1. ## Series expressions

By expressing $2\sin\theta\cos 2r\theta$ as the difference between two sines, show that
$\sin\theta \displaystyle \sum^n_{r=1}\cos 2r\theta=\sin n\theta\cos (n+1)\theta$
Evaluate $\displaystyle \sum^{100}_{r=1} \cos^2 \left(\frac{r \pi}{100}\right)$

My attempt:
$2\sin\theta\cos 2r\theta$
$=2\sin\theta(\cos^2 r\theta-\sin^2 r\theta)$
$=\sin (r+1)\theta\cos r\theta-2\sin\theta\sin^2 r\theta$
$=\frac{1}{2}\sin (2r+1)\theta -2\sin\theta(1-\cos^2 r\theta)$
$=\frac{1}{2}\sin (2r+1)\theta+\sin (r+1)\theta\cos r\theta -2\sin\theta$
$=\frac{1}{2}\sin (2r+1)\theta+\frac{1}{2}\sin (2r+1)\theta-2\sin\theta$
$=\sin (2r+1)\theta-2\sin\theta$

$\sin\theta \displaystyle \sum^n_{r=1}\cos 2r\theta=\sin n\theta\cos (n+1)\theta=\frac{1}{2} \displaystyle \sum^n_{r=1}\left(\sin (2r+1)\theta-2\sin\theta\right)$
$=\frac{1}{2}\left(\displaystyle \sum^n_{r=1} \sin (2r+1)\theta-2n\sin\theta\right)$
This is as far as I got.
Thanks!

2. I would start by

$2\sin{\theta}\cos{2r\theta} = 2\sin{\theta}(1 - 2\sin^2{r\theta})$

$= 2\sin{\theta} - 4\sin{\theta}\sin^2{r\theta}$.

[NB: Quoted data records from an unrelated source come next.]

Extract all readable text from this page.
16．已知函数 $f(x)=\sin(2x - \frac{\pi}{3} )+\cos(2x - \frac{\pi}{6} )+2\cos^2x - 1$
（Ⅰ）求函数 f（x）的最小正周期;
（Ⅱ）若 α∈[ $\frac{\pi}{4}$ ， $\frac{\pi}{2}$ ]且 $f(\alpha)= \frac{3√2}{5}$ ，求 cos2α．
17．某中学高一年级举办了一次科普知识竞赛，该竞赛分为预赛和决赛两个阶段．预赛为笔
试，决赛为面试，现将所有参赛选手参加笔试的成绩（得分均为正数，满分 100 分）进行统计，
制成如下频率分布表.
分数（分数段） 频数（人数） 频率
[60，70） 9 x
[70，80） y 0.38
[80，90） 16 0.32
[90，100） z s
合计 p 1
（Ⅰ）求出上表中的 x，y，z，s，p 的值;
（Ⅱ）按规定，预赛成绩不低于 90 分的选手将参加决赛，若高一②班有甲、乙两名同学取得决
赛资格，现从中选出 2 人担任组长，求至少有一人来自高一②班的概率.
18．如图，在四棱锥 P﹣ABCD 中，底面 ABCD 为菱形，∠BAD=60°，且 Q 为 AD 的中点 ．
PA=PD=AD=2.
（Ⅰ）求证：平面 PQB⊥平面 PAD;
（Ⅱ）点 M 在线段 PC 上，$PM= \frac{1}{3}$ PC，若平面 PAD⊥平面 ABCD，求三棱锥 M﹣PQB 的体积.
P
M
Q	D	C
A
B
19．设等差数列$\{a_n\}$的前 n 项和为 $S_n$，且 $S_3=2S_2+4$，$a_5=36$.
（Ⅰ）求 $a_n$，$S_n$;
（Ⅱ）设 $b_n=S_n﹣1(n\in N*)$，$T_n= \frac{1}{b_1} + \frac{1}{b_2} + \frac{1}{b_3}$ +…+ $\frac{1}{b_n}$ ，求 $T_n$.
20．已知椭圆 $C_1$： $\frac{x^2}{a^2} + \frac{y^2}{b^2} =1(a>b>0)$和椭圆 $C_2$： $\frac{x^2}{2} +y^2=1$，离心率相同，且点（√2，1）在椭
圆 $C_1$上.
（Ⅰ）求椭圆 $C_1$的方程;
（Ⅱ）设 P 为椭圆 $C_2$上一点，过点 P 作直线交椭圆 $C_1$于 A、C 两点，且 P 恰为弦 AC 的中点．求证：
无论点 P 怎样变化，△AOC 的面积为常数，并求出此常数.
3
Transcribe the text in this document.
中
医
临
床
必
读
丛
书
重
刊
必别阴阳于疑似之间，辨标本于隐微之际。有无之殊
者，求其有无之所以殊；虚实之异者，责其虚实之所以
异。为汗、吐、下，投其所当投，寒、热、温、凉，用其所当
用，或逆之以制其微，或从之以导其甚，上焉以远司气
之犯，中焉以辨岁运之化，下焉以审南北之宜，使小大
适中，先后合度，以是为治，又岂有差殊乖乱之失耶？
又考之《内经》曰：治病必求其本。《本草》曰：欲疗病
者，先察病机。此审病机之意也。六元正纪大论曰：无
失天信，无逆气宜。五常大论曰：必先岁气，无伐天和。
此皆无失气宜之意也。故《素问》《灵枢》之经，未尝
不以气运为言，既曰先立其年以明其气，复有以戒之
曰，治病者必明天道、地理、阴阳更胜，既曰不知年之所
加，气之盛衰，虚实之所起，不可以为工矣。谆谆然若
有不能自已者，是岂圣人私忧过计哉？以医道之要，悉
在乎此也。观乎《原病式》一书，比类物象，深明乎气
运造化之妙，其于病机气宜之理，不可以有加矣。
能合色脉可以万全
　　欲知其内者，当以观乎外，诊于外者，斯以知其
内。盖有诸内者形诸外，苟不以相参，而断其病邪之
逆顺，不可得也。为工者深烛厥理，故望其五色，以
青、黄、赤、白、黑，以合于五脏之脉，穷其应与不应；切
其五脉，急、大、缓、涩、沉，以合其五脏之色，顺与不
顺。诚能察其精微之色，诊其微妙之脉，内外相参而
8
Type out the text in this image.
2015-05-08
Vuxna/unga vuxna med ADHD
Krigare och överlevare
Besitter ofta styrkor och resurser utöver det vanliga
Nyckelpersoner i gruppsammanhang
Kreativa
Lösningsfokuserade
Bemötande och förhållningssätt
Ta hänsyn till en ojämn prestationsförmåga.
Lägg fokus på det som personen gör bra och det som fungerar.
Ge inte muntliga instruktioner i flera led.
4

3. Thanks, that is a much shorter way, but I'm still not sure how to continue other than
$\sin\theta \displaystyle \sum^n_{r=1} \cos 2r\theta=\sum^n_{r=1} \left(\sin\theta-2\sin\theta\sin^2r\theta\right)$
then
$\sin\theta\left(n - \displaystyle \sum^n_{r=1}\sin^2r\theta\right)$